In week 2, Gradient Descent on m examples, Professor says that the number of weights increases as the number of features increase for our problem.
-
For this particular logistic regression problem of classifying cats, I’m confused why there are only two weights considered?
-
Also, can we create our training set as initial and final weights for the intensities of each image and update accordingly?
-
Please correct me if I’m wrong, are x1, x2,…, xn here considered as intensities of one single image with their corresponding weights w1, w2,…, wn? Which develops the equation z = w1x1 + w2x2 + b. If so, then why are only two weights considered for our algorithm, why not 12288 as per the initial derivation in the first video of binary classification?

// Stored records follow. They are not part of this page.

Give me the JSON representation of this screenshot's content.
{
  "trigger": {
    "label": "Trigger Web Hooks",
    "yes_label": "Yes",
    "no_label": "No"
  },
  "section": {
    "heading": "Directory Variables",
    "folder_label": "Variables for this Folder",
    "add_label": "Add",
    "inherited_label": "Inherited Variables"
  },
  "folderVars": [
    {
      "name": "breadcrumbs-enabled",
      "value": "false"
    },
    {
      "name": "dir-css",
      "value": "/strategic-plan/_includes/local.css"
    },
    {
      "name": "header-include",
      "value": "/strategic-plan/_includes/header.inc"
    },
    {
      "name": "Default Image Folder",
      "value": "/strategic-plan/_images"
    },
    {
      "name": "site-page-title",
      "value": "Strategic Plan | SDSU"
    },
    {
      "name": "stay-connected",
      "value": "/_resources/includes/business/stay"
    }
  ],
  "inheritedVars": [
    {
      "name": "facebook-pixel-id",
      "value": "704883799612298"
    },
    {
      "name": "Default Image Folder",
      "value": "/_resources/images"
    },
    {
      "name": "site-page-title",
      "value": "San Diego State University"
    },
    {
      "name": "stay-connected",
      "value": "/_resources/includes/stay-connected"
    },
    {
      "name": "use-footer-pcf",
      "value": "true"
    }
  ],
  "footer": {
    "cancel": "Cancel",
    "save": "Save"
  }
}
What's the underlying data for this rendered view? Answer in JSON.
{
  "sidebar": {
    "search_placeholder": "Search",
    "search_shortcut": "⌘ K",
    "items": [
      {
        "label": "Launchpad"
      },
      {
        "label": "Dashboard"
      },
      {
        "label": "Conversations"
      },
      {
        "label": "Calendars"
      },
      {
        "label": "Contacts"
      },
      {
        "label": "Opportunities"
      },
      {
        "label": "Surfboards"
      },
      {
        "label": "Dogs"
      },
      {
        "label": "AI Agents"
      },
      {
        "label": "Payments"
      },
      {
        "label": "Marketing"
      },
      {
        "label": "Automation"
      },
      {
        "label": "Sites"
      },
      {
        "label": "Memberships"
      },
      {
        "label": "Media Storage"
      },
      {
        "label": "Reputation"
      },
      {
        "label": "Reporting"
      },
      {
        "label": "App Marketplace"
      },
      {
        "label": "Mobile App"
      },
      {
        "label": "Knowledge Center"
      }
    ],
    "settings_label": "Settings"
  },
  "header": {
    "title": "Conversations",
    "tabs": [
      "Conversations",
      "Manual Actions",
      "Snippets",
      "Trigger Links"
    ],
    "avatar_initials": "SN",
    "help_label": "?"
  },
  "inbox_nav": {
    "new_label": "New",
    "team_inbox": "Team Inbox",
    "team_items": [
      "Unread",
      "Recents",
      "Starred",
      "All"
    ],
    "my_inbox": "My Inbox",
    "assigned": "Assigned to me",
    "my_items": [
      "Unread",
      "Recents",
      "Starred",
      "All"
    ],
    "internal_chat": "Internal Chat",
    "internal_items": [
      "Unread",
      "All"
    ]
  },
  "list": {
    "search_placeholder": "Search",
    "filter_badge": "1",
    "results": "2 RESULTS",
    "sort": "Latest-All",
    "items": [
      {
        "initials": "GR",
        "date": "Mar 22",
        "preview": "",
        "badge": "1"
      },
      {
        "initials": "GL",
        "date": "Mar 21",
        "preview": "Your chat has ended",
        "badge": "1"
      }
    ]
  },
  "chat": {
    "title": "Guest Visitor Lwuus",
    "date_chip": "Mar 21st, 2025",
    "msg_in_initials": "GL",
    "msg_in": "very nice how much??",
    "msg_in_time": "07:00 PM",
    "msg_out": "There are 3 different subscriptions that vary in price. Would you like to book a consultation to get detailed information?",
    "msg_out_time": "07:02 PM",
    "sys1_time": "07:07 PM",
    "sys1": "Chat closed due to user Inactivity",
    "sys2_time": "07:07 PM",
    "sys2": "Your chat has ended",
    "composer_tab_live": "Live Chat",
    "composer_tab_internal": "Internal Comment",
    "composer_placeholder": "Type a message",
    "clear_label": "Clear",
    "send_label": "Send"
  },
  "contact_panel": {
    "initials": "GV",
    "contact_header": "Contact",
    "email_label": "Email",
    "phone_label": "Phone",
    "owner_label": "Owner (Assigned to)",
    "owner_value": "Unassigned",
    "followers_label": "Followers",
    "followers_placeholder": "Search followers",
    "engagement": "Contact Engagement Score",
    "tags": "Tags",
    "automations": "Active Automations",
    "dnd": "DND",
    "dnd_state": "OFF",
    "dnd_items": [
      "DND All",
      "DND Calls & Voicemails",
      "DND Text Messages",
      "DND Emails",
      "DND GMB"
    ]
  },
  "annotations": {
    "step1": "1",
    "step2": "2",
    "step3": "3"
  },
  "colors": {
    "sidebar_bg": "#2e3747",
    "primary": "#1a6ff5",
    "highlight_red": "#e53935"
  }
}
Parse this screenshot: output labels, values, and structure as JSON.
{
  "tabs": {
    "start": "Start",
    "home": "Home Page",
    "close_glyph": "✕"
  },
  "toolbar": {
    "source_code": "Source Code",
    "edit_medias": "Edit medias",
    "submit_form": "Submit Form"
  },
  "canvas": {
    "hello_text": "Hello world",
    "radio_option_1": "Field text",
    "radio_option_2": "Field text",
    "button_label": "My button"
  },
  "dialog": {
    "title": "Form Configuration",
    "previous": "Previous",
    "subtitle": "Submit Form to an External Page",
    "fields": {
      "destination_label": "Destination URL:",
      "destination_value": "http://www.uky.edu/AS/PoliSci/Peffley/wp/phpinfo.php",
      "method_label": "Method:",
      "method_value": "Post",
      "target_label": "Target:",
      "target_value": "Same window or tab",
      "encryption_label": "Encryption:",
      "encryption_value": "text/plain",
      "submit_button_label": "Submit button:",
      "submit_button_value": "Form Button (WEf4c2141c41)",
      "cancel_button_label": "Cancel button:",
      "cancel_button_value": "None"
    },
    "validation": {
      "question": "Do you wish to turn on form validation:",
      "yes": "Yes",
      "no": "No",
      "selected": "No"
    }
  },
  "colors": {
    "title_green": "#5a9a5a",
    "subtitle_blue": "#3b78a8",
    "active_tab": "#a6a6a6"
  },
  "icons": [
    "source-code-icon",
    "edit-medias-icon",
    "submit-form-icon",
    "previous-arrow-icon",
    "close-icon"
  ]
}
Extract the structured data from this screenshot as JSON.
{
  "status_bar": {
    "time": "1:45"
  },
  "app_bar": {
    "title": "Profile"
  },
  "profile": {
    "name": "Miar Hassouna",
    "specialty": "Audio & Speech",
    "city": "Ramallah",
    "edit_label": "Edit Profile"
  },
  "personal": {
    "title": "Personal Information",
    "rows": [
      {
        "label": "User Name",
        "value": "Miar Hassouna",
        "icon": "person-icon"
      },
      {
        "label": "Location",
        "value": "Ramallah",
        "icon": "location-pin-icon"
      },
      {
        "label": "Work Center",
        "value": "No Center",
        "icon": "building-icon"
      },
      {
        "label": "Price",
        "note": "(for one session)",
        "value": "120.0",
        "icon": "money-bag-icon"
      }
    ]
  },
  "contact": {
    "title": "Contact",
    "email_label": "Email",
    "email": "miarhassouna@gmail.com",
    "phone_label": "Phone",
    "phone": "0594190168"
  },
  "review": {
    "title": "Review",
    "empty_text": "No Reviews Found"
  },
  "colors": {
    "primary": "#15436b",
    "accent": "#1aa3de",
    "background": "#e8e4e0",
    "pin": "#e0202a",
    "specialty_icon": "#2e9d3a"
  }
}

Help me correct my doubts, multiple confusion came up for me after watching the video for gradient descent over m examples.
Thanks and Regards,
Harsh
Prof Ng gives some examples in the lectures in which he shows a problem in which there are only 2 or 3 features, just for simplicity in writing out the formulas. But everything we are doing here is completely general and can handle any number of input “features”. The number of weights is exactly the same as the number of features. In the actual dataset we use for the exercise, the input images are 64 x 64 x 3 RGB images, so the number of features is 64 * 64 * 3 = 12288
.
I don’t understand question 2). The training set is the images. You can choose the size of images that you want to use: image processing libraries all support “downsampling” images to any size, but the point is our models require all inputs to have the same number of features and be of the same type (RGB , CMYK, greyscale …). For Logistic Regression, we initialize the weight and bias values to zero. Next week when we get to real Neural Networks, that will no longer work and we will need random initialization to provide “Symmetry Breaking”. Here’s a thread which discusses that in detail.
Question 3 is answered by the first paragraph above.
1 Like
Thankyou Paul for the explanation. The second question came out of confusion before I watched the videos in the 2nd part of week 2. Now, I have completed my assignment, the videos and also major doubts are clear.